OSLO (Reuters) - Rig firm Seadrill, which last year filed for bankruptcy protection in a U.S. court, is working towards a comprehensive deal with all its creditors that could be concluded this week, it said in a court filing late on Friday.
Once the largest drilling rig operator by market value, Oslo-listed Seadrill filed its bankruptcy case in Texas on Sept. 12 after being hit hard by cutbacks in oil company investment following a steep drop in crude prices.
The company, controlled by Norwegian-born billionaire John Fredriksen, has been working with creditors on a restructuring plan to bring in more than $1 billion in fresh funding, allow it to maintain its fleet of rigs and pay creditors and staff.
“Although not all issues are resolved at this time, discussions have coalesced around a settlement structure that, if implemented, will increase recoveries to all general unsecured creditors,” the firm said in the filing.
Crucially, discussions were trying to incorporate proposals made in two alternative plans by creditors Barclays Capital and an ad hoc group of bondholders, Seadrill said.

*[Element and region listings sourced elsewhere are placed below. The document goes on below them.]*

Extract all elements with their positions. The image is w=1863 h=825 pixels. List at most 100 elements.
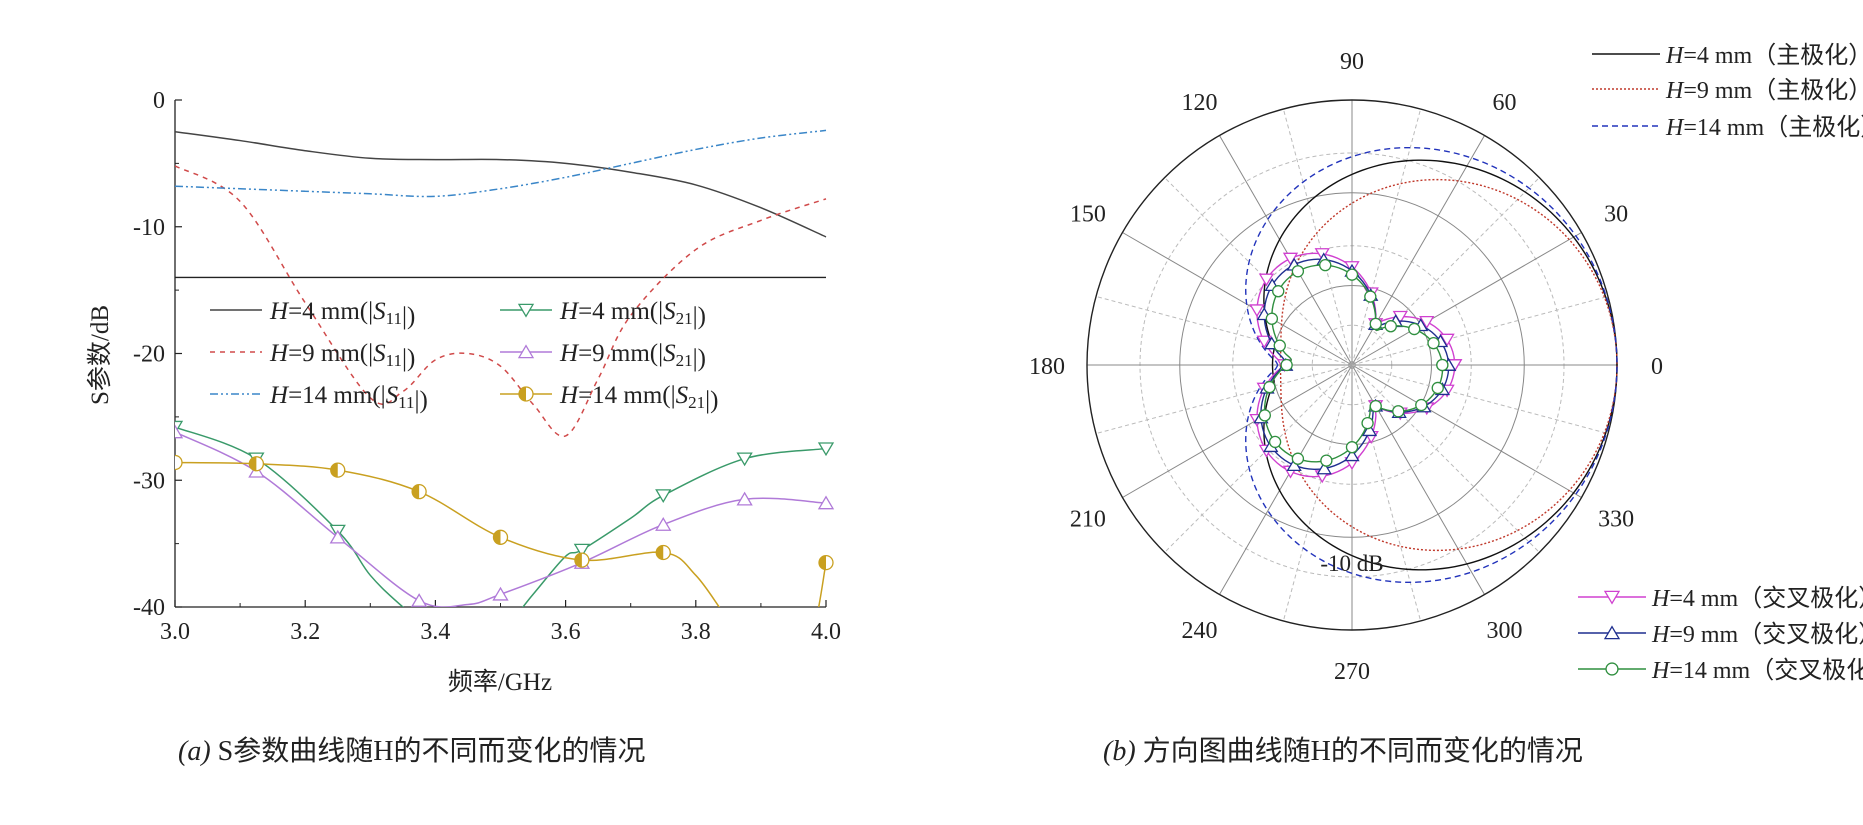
- pattern-marker: [1439, 333, 1455, 347]
- legend: H=4 mm(|S11|) H=4 mm(|S21|) H=9 mm(|S11|) H…: [210, 298, 718, 414]
- pattern-marker: [1369, 317, 1382, 331]
- data-point: [818, 554, 834, 571]
- data-point: [329, 529, 346, 544]
- series-line: [175, 431, 827, 607]
- legend-marker: [1605, 662, 1619, 676]
- s-parameter-chart: 3.0 3.2 3.4 3.6 3.8 4.0 0 -10 -20 -30 -40 频率/GHz S…: [86, 88, 841, 767]
- caption-b-text: 方向图曲线随H的不同而变化的情况: [1136, 735, 1583, 767]
- x-tick-label: 4.0: [811, 619, 841, 645]
- caption-b-prefix: (b): [1103, 736, 1136, 767]
- legend-item: H=9 mm(|S11|): [210, 340, 415, 372]
- y-tick-label: -10: [133, 215, 165, 241]
- series-6: [175, 454, 834, 607]
- x-tick-label: 3.2: [290, 619, 320, 645]
- pattern-marker: [1361, 423, 1378, 437]
- data-point: [175, 454, 183, 471]
- legend-item: H=4 mm(|S11|): [210, 298, 415, 330]
- radiation-pattern-chart: 0 30 60 90 120 150 180 210 240 270 300 330 -10 dB H…: [1029, 42, 1863, 767]
- pattern-marker: [1431, 381, 1444, 395]
- pattern-marker: [1265, 312, 1279, 325]
- caption-a-text: S参数曲线随H的不同而变化的情况: [211, 735, 646, 767]
- pattern-marker: [1268, 435, 1282, 449]
- angle-label: 240: [1182, 618, 1218, 644]
- legend-label: H=9 mm(|S11|): [269, 340, 415, 372]
- data-point: [574, 552, 590, 568]
- series-2: [175, 165, 827, 437]
- data-point: [655, 489, 672, 504]
- legend-item: H=4 mm(|S21|): [500, 298, 706, 330]
- pattern-line: [1245, 146, 1618, 584]
- axis-ticks: 3.0 3.2 3.4 3.6 3.8 4.0 0 -10 -20 -30 -40: [133, 88, 841, 645]
- angle-label: 270: [1334, 659, 1370, 685]
- x-tick-label: 3.4: [420, 619, 450, 645]
- pattern-marker: [1344, 448, 1360, 462]
- data-point: [492, 586, 509, 601]
- pattern-marker: [1291, 265, 1305, 278]
- pattern-marker: [1436, 358, 1449, 372]
- pattern-line: [1263, 159, 1618, 571]
- data-point: [175, 424, 184, 439]
- pattern-marker: [1314, 248, 1330, 262]
- data-point: [736, 491, 753, 506]
- pattern-marker: [1369, 399, 1382, 413]
- angle-label: 180: [1029, 354, 1065, 380]
- angle-label: 60: [1493, 90, 1517, 116]
- pattern-marker: [1316, 461, 1332, 475]
- y-tick-label: -40: [133, 595, 165, 621]
- series-5: [175, 424, 835, 607]
- pattern-marker: [1392, 405, 1405, 418]
- legend-label: H=4 mm（主极化）: [1665, 42, 1863, 69]
- pattern-series-1: [1263, 159, 1618, 571]
- legend-item: H=4 mm（主极化）: [1592, 42, 1863, 69]
- legend-label: H=4 mm(|S11|): [269, 298, 415, 330]
- pattern-marker: [1345, 441, 1359, 454]
- legend-label: H=14 mm（交叉极化）: [1651, 657, 1863, 684]
- angle-label: 150: [1070, 202, 1106, 228]
- x-tick-label: 3.6: [551, 619, 581, 645]
- legend-item: H=9 mm(|S21|): [500, 340, 706, 372]
- series-line: [175, 165, 827, 437]
- legend-marker: [1603, 625, 1621, 640]
- y-tick-label: -30: [133, 468, 165, 494]
- series-1: [175, 130, 827, 238]
- legend-item: H=14 mm(|S11|): [210, 382, 428, 414]
- pattern-marker: [1258, 409, 1271, 422]
- pattern-marker: [1427, 336, 1440, 350]
- pattern-marker: [1272, 285, 1285, 298]
- pattern-marker: [1419, 315, 1435, 329]
- legend-label: H=14 mm(|S21|): [559, 382, 718, 414]
- data-point: [492, 529, 509, 545]
- y-tick-label: 0: [153, 88, 165, 114]
- data-point: [330, 462, 346, 478]
- series-layer: [1245, 146, 1618, 584]
- pattern-marker: [1345, 268, 1359, 281]
- data-point: [655, 517, 672, 531]
- pattern-marker: [1364, 290, 1377, 303]
- caption-a-prefix: (a): [178, 736, 211, 767]
- legend-item: H=4 mm（交叉极化）: [1578, 585, 1863, 612]
- pattern-marker: [1249, 304, 1265, 318]
- angle-label: 300: [1487, 618, 1523, 644]
- legend-label: H=4 mm（交叉极化）: [1651, 585, 1863, 612]
- legend-item: H=14 mm（交叉极化）: [1578, 657, 1863, 684]
- x-axis-label: 频率/GHz: [448, 668, 552, 696]
- caption-b: (b) 方向图曲线随H的不同而变化的情况: [1103, 735, 1583, 767]
- legend-label: H=9 mm(|S21|): [559, 340, 706, 372]
- legend-marker: [517, 303, 535, 318]
- x-tick-label: 3.0: [160, 619, 190, 645]
- series-line: [175, 130, 827, 238]
- legend-label: H=14 mm(|S11|): [269, 382, 428, 414]
- y-axis-label: S参数/dB: [86, 305, 114, 405]
- data-point: [411, 484, 427, 500]
- pattern-marker: [1273, 339, 1286, 352]
- data-point: [248, 456, 265, 472]
- angle-label: 210: [1070, 507, 1106, 533]
- legend-marker: [1603, 590, 1621, 605]
- pattern-marker: [1291, 452, 1305, 465]
- angle-label: 0: [1651, 354, 1663, 380]
- legend-marker: [518, 386, 534, 402]
- data-point: [817, 442, 835, 457]
- pattern-marker: [1263, 380, 1276, 394]
- data-point: [817, 495, 835, 510]
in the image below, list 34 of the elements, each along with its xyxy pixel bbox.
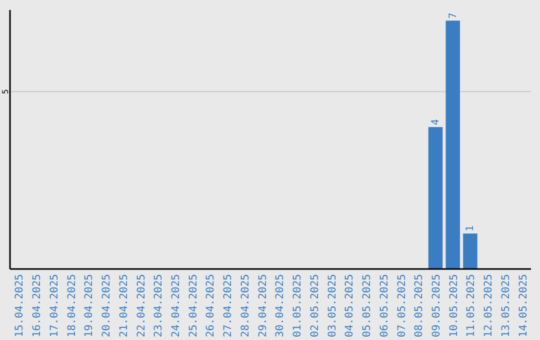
x-tick-label: 16.04.2025 xyxy=(31,274,44,338)
x-tick-label: 26.04.2025 xyxy=(204,274,217,338)
x-tick-label: 07.05.2025 xyxy=(396,274,408,338)
x-tick-label: 08.05.2025 xyxy=(413,274,426,338)
x-tick-label: 02.05.2025 xyxy=(308,274,321,338)
data-label: 4 xyxy=(430,119,442,126)
x-tick-label: 17.04.2025 xyxy=(48,274,60,338)
x-tick-label: 06.05.2025 xyxy=(378,274,390,338)
x-tick-label: 20.04.2025 xyxy=(100,274,113,338)
y-tick-label: 5 xyxy=(1,89,10,94)
x-tick-label: 23.04.2025 xyxy=(152,274,165,338)
x-tick-label: 03.05.2025 xyxy=(326,274,338,338)
data-label: 7 xyxy=(448,12,459,19)
x-tick-label: 09.05.2025 xyxy=(430,274,442,338)
x-tick-label: 22.04.2025 xyxy=(135,274,148,338)
x-tick-label: 29.04.2025 xyxy=(256,274,269,338)
x-tick-label: 28.04.2025 xyxy=(239,274,252,338)
x-tick-label: 18.04.2025 xyxy=(66,274,78,338)
x-tick-label: 15.04.2025 xyxy=(14,274,26,338)
x-tick-label: 25.04.2025 xyxy=(187,274,200,338)
x-tick-label: 19.04.2025 xyxy=(83,274,96,338)
data-label: 1 xyxy=(465,225,476,232)
x-tick-label: 27.04.2025 xyxy=(222,274,234,338)
x-tick-label: 01.05.2025 xyxy=(292,274,304,338)
x-tick-label: 21.04.2025 xyxy=(118,274,130,338)
x-tick-label: 14.05.2025 xyxy=(517,274,530,338)
x-tick-label: 24.04.2025 xyxy=(170,274,182,338)
x-tick-label: 04.05.2025 xyxy=(344,274,356,338)
x-tick-label: 10.05.2025 xyxy=(448,274,460,338)
x-tick-label: 13.05.2025 xyxy=(500,274,512,338)
x-tick-label: 05.05.2025 xyxy=(361,274,374,338)
x-tick-label: 30.04.2025 xyxy=(274,274,286,338)
x-tick-label: 12.05.2025 xyxy=(482,274,495,338)
x-tick-label: 11.05.2025 xyxy=(465,274,478,338)
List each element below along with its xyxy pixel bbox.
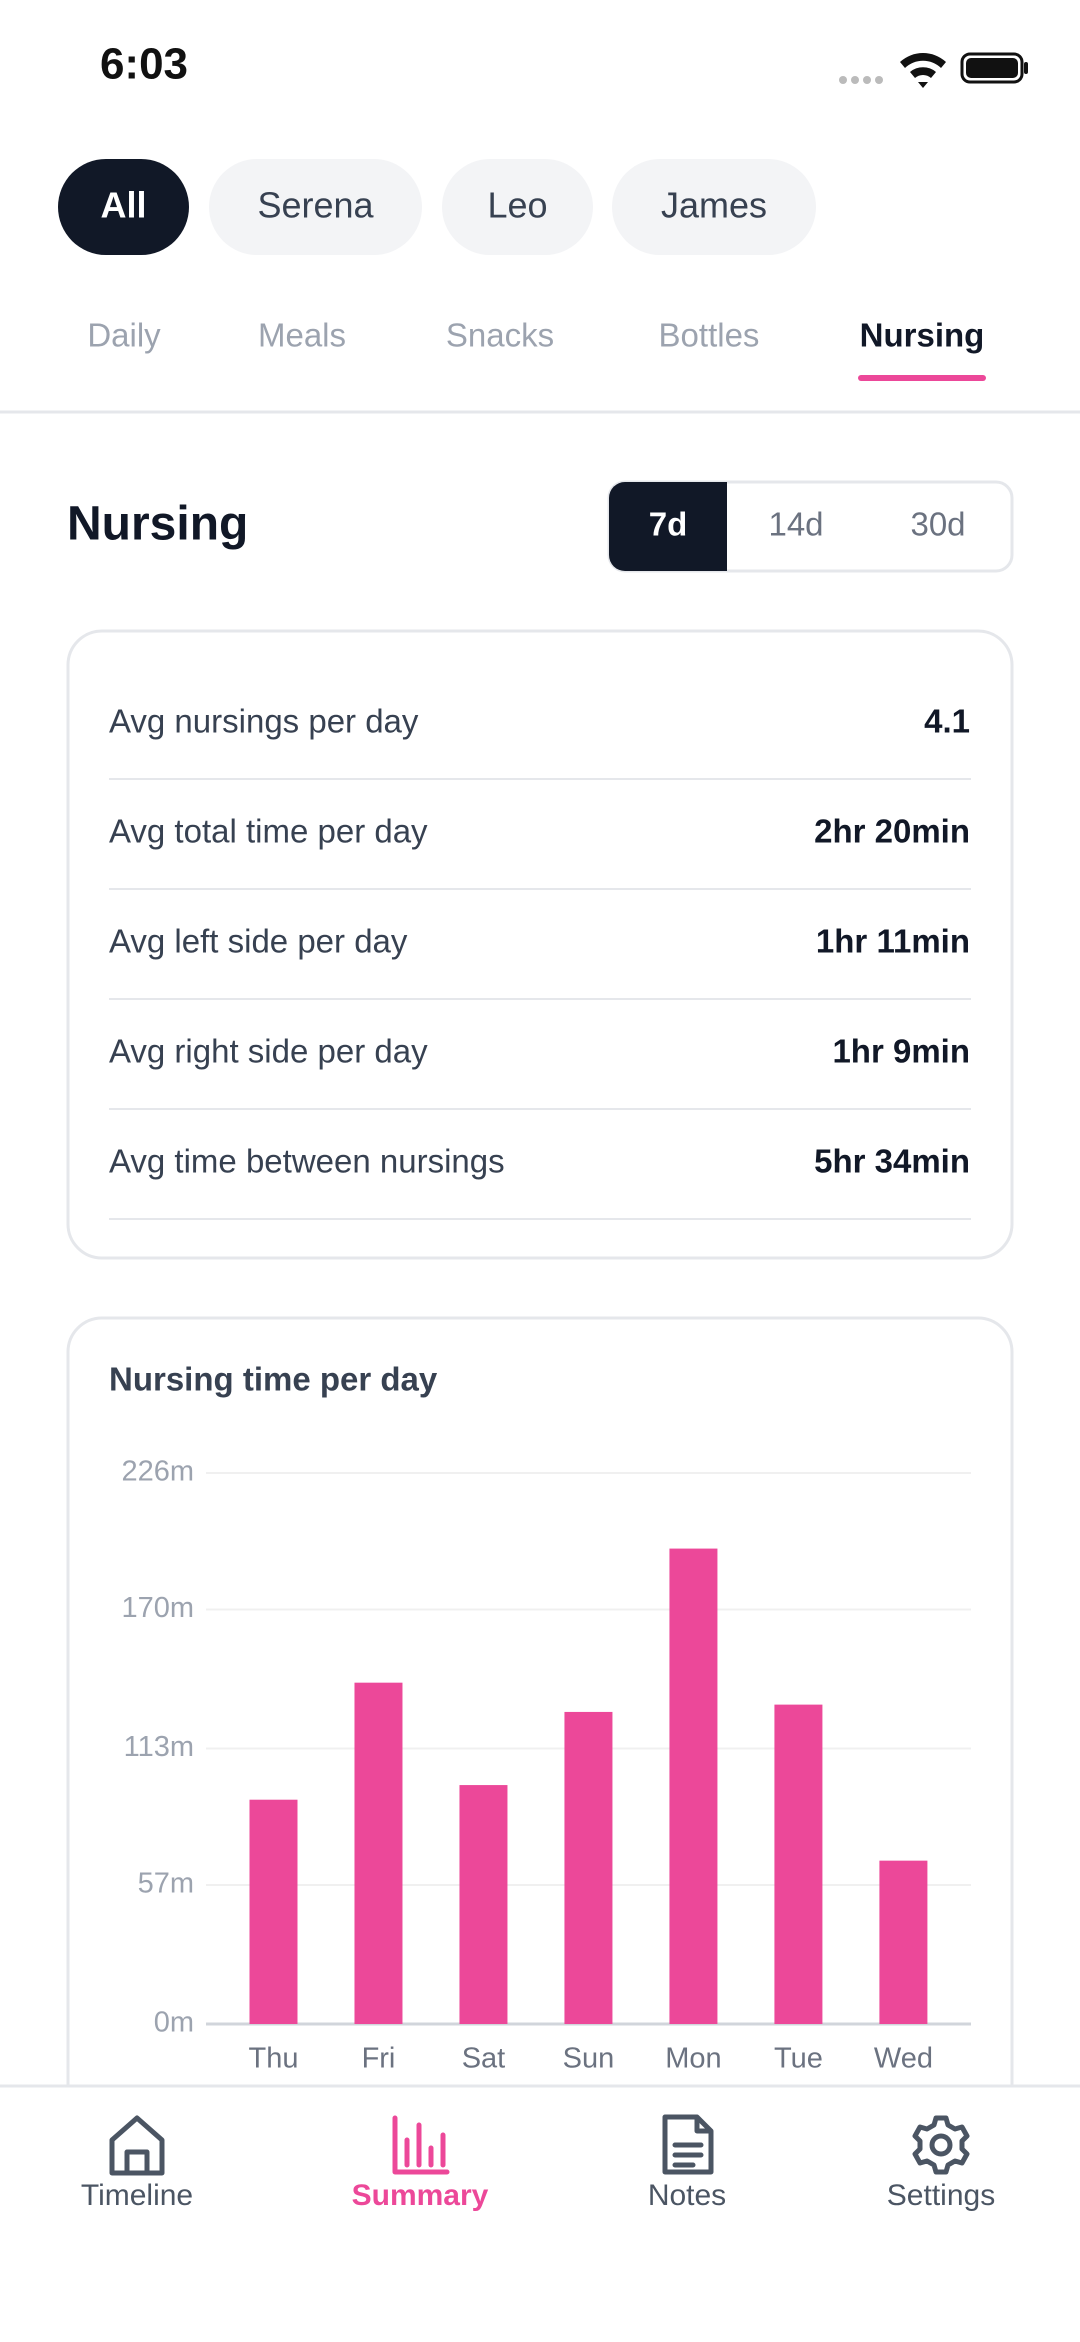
x-tick-label: Sat <box>462 2043 506 2075</box>
tab[interactable]: Meals <box>258 317 346 354</box>
range-option[interactable]: 7d <box>649 506 688 543</box>
filter-label[interactable]: Serena <box>257 185 374 226</box>
filter-label[interactable]: James <box>661 185 767 226</box>
bar <box>669 1548 718 2024</box>
tab-underline <box>858 375 986 381</box>
tab[interactable]: Snacks <box>446 317 554 354</box>
filter-chip[interactable] <box>58 159 189 255</box>
bar <box>459 1785 508 2024</box>
filter-label[interactable]: All <box>100 185 146 226</box>
x-tick-label: Tue <box>774 2043 823 2075</box>
section-title: Nursing <box>67 498 248 551</box>
chart-icon <box>392 2115 450 2175</box>
status-icons <box>839 52 1028 88</box>
tab[interactable]: Daily <box>87 317 161 354</box>
notes-icon <box>662 2114 714 2175</box>
filter-chip[interactable] <box>612 159 816 255</box>
nav-label[interactable]: Timeline <box>81 2179 193 2212</box>
bar <box>774 1704 823 2024</box>
nav-label[interactable]: Notes <box>648 2179 726 2212</box>
x-tick-label: Thu <box>249 2043 299 2075</box>
stat-value: 2hr 20min <box>814 813 970 850</box>
nav-icons <box>109 2114 970 2176</box>
stat-label: Avg nursings per day <box>109 703 419 740</box>
range-option[interactable]: 30d <box>910 506 965 543</box>
range-option[interactable]: 14d <box>768 506 823 543</box>
filter-label[interactable]: Leo <box>487 185 547 226</box>
settings-icon <box>912 2115 970 2175</box>
x-tick-label: Sun <box>563 2043 615 2075</box>
stat-value: 5hr 34min <box>814 1143 970 1180</box>
home-icon <box>109 2115 165 2176</box>
stat-label: Avg total time per day <box>109 813 428 850</box>
stat-label: Avg time between nursings <box>109 1143 505 1180</box>
filter-chip[interactable] <box>209 159 422 255</box>
stats-card <box>66 629 1014 1260</box>
y-tick-label: 57m <box>138 1868 194 1900</box>
filter-chip[interactable] <box>442 159 593 255</box>
status-time: 6:03 <box>100 40 188 89</box>
tab[interactable]: Nursing <box>860 317 985 354</box>
bar <box>354 1682 403 2024</box>
stat-value: 1hr 11min <box>816 923 970 960</box>
tab[interactable]: Bottles <box>659 317 760 354</box>
y-tick-label: 226m <box>121 1456 194 1488</box>
range-active <box>609 482 727 571</box>
stat-value: 4.1 <box>924 703 970 740</box>
y-tick-label: 113m <box>124 1731 194 1763</box>
bar <box>879 1860 928 2024</box>
stat-value: 1hr 9min <box>832 1033 970 1070</box>
x-tick-label: Mon <box>665 2043 721 2075</box>
x-tick-label: Wed <box>874 2043 933 2075</box>
x-tick-label: Fri <box>362 2043 396 2075</box>
stat-label: Avg left side per day <box>109 923 408 960</box>
y-tick-label: 0m <box>154 2007 194 2039</box>
chart-card <box>66 1316 1014 2220</box>
stat-label: Avg right side per day <box>109 1033 428 1070</box>
nav-label[interactable]: Summary <box>352 2179 489 2212</box>
y-tick-label: 170m <box>121 1592 194 1624</box>
chart-title: Nursing time per day <box>109 1361 438 1398</box>
nav-label[interactable]: Settings <box>887 2179 995 2212</box>
bar <box>249 1799 298 2024</box>
bottom-nav <box>0 2086 1080 2337</box>
bar <box>564 1711 613 2024</box>
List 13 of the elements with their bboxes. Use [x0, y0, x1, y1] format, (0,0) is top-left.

“The parties are working to reach a final agreement on settlement terms over the next week, and the Debtors anticipate they will further update the Court on Feb. 16, 2018 regarding the status of settlement discussions,” Seadrill added.
Fredriksen’s proposal would give unsecured bondholders a stake of about 15 percent in the company, but would wipe out stakes of its existing shareholders. The plan submitted by the bondholders would give them a bigger stake, but the precise size was unclear.
Fredriksen’s original plan is backed by 97 percent of banks, who hold about $5.7 billion in secured loans. Their approval will be needed for any amendments.